Behrens was born in Chicago, Illinois in 1933. He grew up near Washington, DC. He began drawing at age seventeen after being confined to bed following a sledding accident. Howard Behrens formal education in art was at theUniversity of Maryland College Park,  where he earned a master's degree in painting and sculpture. Behrens was hired by the United States Government printing Office, where his father was employed as a printer, and worked there for the next seventeen years. Behrens resided in Potomac Maryland and died on April 14, 2014 after a long battle withParkinson’s disease. 


"Many years ago, I learned that the only way I can really achieve what I feel in my paintings is to create them using a palette knife instead of a brush. I love the boldness of the knife, and the control I have of color. Using the knife, I find that I can capture not only the softness of clouds, but also the boldness of mountains, the vibrancy of flowers, and the strength of water. I move the knife furiously as I apply deep, rich color in many layers to achieve dimension and mood."


Even a casual observer who seeks to venture beyond the natural greatness of the scene and the power of that dull blade (the palette knife) as it shapes unwitting pigments of color into visual dreams, will recognize that Mr. Behrens' work speaks to the segment in each of us that wants a better, more beautiful world, as if by reproducing the outside in its perfect state, the artist can induce us to greater internal satisfaction. Howard Behrens is a romantic poet sculpting paint on canvas, and while he has spawned an entire cottage industry of emulators, few, if any, capture the emotional breadth of this man in love with love, life and the sun.

His approach was experiential in terms of his involvement with the formal aspects of painting; brushwork, composition, and color.

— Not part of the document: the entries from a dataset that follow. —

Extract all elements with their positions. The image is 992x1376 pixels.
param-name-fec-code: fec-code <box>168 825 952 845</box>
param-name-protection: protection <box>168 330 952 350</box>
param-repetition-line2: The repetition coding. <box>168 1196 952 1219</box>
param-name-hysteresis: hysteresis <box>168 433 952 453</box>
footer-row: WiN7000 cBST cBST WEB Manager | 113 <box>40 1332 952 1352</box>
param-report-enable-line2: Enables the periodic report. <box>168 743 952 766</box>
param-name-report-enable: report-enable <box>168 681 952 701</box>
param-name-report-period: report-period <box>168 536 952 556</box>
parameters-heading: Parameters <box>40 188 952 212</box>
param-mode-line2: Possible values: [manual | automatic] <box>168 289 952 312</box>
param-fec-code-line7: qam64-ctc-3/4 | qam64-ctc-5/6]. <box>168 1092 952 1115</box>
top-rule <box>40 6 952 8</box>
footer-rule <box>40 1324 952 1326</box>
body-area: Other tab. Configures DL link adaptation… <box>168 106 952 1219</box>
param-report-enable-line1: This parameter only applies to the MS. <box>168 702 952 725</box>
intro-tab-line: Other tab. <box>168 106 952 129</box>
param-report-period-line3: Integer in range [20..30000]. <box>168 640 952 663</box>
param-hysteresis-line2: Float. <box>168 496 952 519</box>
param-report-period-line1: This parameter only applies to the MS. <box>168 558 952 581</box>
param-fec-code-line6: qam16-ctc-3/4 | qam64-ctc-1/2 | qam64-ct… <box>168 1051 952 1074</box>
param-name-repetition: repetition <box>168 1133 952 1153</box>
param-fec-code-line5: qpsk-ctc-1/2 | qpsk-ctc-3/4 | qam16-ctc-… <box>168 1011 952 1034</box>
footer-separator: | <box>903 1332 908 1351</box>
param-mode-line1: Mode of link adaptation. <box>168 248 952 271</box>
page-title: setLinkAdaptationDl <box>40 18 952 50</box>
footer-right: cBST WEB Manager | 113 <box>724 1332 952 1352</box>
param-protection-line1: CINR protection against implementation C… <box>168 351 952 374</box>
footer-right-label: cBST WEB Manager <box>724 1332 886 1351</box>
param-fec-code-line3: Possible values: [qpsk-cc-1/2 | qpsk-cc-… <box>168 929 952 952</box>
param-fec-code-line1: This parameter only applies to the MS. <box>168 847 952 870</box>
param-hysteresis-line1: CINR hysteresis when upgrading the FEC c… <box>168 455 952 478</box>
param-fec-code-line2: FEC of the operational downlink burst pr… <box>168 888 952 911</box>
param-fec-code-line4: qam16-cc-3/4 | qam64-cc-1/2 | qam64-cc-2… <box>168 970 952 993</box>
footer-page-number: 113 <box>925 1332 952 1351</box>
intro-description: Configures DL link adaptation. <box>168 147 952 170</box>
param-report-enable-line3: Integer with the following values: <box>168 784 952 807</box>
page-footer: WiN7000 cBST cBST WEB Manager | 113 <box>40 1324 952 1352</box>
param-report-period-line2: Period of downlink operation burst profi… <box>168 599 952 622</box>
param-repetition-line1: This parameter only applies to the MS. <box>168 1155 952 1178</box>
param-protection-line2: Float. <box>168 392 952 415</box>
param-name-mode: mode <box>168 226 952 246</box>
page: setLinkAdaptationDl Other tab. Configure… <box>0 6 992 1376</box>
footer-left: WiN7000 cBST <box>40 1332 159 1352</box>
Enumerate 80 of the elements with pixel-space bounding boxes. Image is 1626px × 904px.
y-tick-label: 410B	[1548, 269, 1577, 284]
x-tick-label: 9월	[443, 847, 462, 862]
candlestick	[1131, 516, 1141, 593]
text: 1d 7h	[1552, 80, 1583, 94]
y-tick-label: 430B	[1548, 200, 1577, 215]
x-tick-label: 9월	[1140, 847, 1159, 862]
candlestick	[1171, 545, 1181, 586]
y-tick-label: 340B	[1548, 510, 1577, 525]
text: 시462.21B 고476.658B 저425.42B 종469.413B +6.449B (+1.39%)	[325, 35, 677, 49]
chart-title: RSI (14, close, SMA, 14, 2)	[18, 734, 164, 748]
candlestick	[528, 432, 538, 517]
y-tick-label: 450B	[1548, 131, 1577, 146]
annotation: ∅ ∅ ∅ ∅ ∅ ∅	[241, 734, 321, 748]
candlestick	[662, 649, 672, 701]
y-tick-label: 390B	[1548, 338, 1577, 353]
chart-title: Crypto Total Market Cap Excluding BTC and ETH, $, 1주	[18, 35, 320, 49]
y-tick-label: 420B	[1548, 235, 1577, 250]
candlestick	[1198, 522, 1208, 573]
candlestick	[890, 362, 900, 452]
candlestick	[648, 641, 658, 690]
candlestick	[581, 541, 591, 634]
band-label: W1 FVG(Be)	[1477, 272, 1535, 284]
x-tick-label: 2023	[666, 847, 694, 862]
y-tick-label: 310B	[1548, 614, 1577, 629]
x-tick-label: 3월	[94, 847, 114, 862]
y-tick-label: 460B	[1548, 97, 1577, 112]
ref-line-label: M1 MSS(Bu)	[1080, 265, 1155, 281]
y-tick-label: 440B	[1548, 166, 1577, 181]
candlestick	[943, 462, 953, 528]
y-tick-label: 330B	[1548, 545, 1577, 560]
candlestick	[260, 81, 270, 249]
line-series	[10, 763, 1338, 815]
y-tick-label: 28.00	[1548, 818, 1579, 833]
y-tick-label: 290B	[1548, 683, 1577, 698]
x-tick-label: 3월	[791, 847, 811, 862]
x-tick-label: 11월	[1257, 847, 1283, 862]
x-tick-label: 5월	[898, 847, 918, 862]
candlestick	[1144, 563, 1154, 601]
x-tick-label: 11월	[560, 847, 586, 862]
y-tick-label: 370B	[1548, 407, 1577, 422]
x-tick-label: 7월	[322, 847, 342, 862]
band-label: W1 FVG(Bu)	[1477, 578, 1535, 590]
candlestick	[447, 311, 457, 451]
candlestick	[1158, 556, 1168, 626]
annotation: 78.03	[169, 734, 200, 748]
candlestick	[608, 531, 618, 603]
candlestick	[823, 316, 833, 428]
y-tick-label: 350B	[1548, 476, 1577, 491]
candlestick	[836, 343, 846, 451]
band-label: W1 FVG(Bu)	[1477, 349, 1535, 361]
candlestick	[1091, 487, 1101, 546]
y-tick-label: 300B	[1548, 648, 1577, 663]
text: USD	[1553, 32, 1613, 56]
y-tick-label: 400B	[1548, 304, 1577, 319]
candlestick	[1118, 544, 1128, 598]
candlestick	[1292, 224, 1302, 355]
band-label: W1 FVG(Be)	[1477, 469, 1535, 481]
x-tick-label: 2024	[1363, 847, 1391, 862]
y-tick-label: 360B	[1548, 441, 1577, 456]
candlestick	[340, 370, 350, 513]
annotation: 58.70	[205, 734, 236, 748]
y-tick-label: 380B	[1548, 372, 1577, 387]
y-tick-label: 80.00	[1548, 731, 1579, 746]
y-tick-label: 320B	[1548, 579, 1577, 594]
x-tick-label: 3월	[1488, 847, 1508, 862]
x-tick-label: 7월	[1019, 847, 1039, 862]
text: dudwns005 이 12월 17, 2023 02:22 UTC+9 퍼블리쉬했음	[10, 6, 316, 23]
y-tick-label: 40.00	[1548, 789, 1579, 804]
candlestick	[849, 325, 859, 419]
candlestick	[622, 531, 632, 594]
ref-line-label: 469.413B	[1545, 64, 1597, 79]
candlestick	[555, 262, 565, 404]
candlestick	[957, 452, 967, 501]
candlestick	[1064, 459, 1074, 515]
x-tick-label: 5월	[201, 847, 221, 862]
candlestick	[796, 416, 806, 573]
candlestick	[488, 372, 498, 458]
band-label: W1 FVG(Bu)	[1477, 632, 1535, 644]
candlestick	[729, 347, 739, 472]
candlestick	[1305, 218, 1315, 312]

The artist's process creates a lush "skin" of paint using a combination of brush and most often a "spatula," a palette knife, in the spirit of the vigorous palette knife technique adopted by the master realist, Gustave Courbet. 

At once an introspective and humble man and a skilled painter, Behrens created a world of beauty in his work that combines a love of paint, a passion for travel, and a mastery of style and color. The evolution to today's rich, distinctive, texturized style came through experimentation. "I slowly started using the palette knife to paint on canvas," said Behrens. "It started out very fine and thin using very little paint. Then, it got thicker and thicker and heavier and heavier. Finally, the most amazing thing happened - the act of painting became the subject matter." Behrens also developed a method for creation that combined travel, sketching, fine art photography and painting. Creation of paintings that integrate what he calls "big, juicy chunks of paint."